Meno convincente il comparto tecnologico di Kona, nonostante l’arrivo della prima patch su PS4 Pro abbia leggermente migliorato la risoluzione e accorciato i tempi di caricamento da uno scenario all’altro, inizialmente quasi insostenibili. Kona offre delle istantanee invernali e dei colpi d’occhio fortemente evocativi, ma è nell’analisi del dettaglio che possiamo vedere alcune dei peccati di gioventù del team di sviluppo. Automobile, modelli dei lupi e interni un po’ troppo artefatti rappresentano il limite principale, in termini tecnologici, del titolo Parable, che offre tuttavia un’ambientazione e un atmosfera di impatto assicurato. Sufficiente la colonna sonora, che alterna passaggi ripetitivi e poco memorabili ad altri decisamente più in linea col mood del gioco: applausi scroscianti, invece, per il comparto FX. Con delle buone cuffie o il giusto impianto surround, il vento che sibila tutt’attorno a noi, le tempeste di neve incessanti e quelle centinaia di rumori minacciosi che provengono da ogni angolo della foresta sono uno dei fiori all’occhiello della produzione in esame.

Conclusioni

Dopo una prima ora particolarmente difficile, Kona ci ha conquistati. Il noir di Carl Faubert rifugge ogni frenesia, distillando con parsimonia una narrativa appassionante e intrisa di misteri che attingono alla tradizione del Quebec. Certo, in alcuni frangenti sarà lo stesso Carl a rovinarci la sorpresa svelandoci plausibili spiegazioni ancor prima di lasciarcele formulare liberamente: ma difficile non perdersi mentalmente in quelle foreste solitarie, soli in compagnia del vento e del gelo, alla ricerca di quell’indizio fantomatico da cui dipende l’intero esito della nostra indagine.

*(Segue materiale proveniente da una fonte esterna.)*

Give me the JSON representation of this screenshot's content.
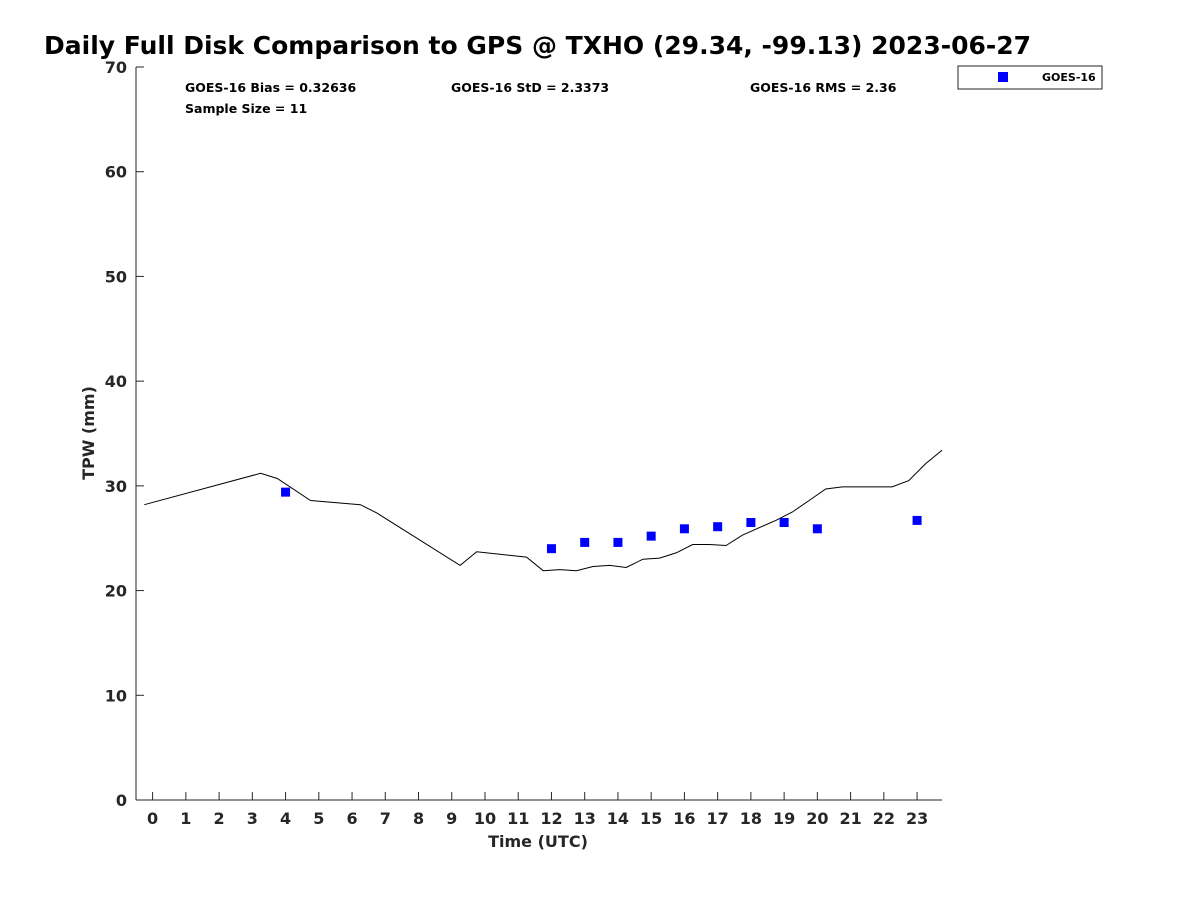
{
  "chart_data": {
    "type": "scatter",
    "title": "Daily Full Disk Comparison to GPS @ TXHO (29.34, -99.13) 2023-06-27",
    "xlabel": "Time (UTC)",
    "ylabel": "TPW (mm)",
    "xlim": [
      -0.5,
      23.75
    ],
    "ylim": [
      0,
      70
    ],
    "x_ticks": [
      0,
      1,
      2,
      3,
      4,
      5,
      6,
      7,
      8,
      9,
      10,
      11,
      12,
      13,
      14,
      15,
      16,
      17,
      18,
      19,
      20,
      21,
      22,
      23
    ],
    "y_ticks": [
      0,
      10,
      20,
      30,
      40,
      50,
      60,
      70
    ],
    "grid": false,
    "legend_position": "top-right",
    "stats": {
      "bias": "GOES-16 Bias = 0.32636",
      "std": "GOES-16 StD = 2.3373",
      "rms": "GOES-16 RMS = 2.36",
      "sample_size": "Sample Size = 11"
    },
    "series": [
      {
        "name": "GOES-16",
        "kind": "scatter",
        "marker": "square",
        "color": "#0000ff",
        "x": [
          4.0,
          12.0,
          13.0,
          14.0,
          15.0,
          16.0,
          17.0,
          18.0,
          19.0,
          20.0,
          23.0
        ],
        "y": [
          29.4,
          24.0,
          24.6,
          24.6,
          25.2,
          25.9,
          26.1,
          26.5,
          26.5,
          25.9,
          26.7
        ]
      },
      {
        "kind": "line",
        "color": "#000000",
        "x": [
          -0.25,
          3.25,
          3.75,
          4.75,
          6.25,
          6.75,
          9.25,
          9.75,
          11.25,
          11.75,
          12.25,
          12.75,
          13.25,
          13.75,
          14.25,
          14.75,
          15.25,
          15.75,
          16.25,
          16.75,
          17.25,
          17.75,
          18.25,
          18.75,
          19.25,
          19.75,
          20.25,
          20.75,
          21.25,
          21.75,
          22.25,
          22.75,
          23.25,
          23.75
        ],
        "y": [
          28.2,
          31.2,
          30.7,
          28.6,
          28.2,
          27.4,
          22.4,
          23.7,
          23.2,
          21.9,
          22.0,
          21.9,
          22.3,
          22.4,
          22.2,
          23.0,
          23.1,
          23.6,
          24.4,
          24.4,
          24.3,
          25.3,
          26.0,
          26.7,
          27.5,
          28.6,
          29.7,
          29.9,
          29.9,
          29.9,
          29.9,
          30.5,
          32.1,
          33.4
        ]
      }
    ]
  }
}
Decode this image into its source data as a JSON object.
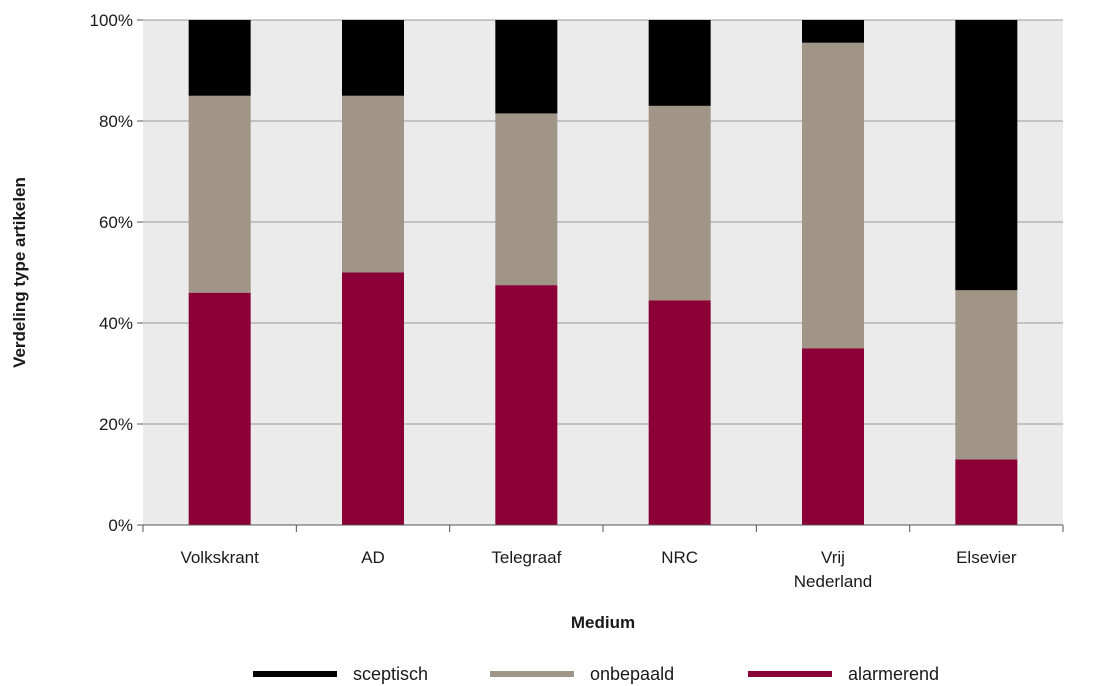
{
  "chart_data": {
    "type": "bar",
    "stacked": true,
    "percent_stacked": true,
    "categories": [
      [
        "Volkskrant"
      ],
      [
        "AD"
      ],
      [
        "Telegraaf"
      ],
      [
        "NRC"
      ],
      [
        "Vrij",
        "Nederland"
      ],
      [
        "Elsevier"
      ]
    ],
    "series": [
      {
        "name": "alarmerend",
        "color": "#8a0036",
        "values": [
          46,
          50,
          47.5,
          44.5,
          35,
          13
        ]
      },
      {
        "name": "onbepaald",
        "color": "#a09587",
        "values": [
          39,
          35,
          34,
          38.5,
          60.5,
          33.5
        ]
      },
      {
        "name": "sceptisch",
        "color": "#000000",
        "values": [
          15,
          15,
          18.5,
          17,
          4.5,
          53.5
        ]
      }
    ],
    "legend_order": [
      "sceptisch",
      "onbepaald",
      "alarmerend"
    ],
    "xlabel": "Medium",
    "ylabel": "Verdeling type artikelen",
    "ylim": [
      0,
      100
    ],
    "yticks": [
      "0%",
      "20%",
      "40%",
      "60%",
      "80%",
      "100%"
    ],
    "grid": true,
    "legend_position": "bottom",
    "plot_background": "#ecebeb",
    "gridline_color": "#9a9a9a"
  }
}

Quello di Parable non è un titolo per tutti, questo è chiaro. La logica ferrea che regola la soluzione di ogni puzzle richiederà in taluni frangenti di salire a bordo dell’auto (o di farci muovere a piedi per lunghe tratte) a scandagliare ogni centimetro quadro di location già viste, facendoci maledire quel piccolo particolare che alla prima analisi avevamo incolpevolmente tralasciato. E questo senza dimenticarci di un coefficiente di difficoltà sin troppo generoso, che difficilmente ci vedrà ricaricare più di cinque partite nelle circa sei ore di playthrough complessivo, o di un comparto tecnologico non sempre all’altezza. Kona è un mix di narrazione profonda e di gameplay semplice ma funzionale, impreziosito da un paio di trovate interessanti che non puntano a spaventare chi gioca con spauracchi semplicistici, quanto piuttosto a destabilizzarlo con un’estenuante senso di solitudine e con un silenzio assordante. Del resto, un buon mistero è davvero tale se, una volta ritrovaticisi “dentro”, si avverte una sorta di impotenza tanto fisica quanto mentale. E nelle foreste innevate di Atamipek Lake, si tratta di una condizione con cui dovrete imparare a convivere in fretta.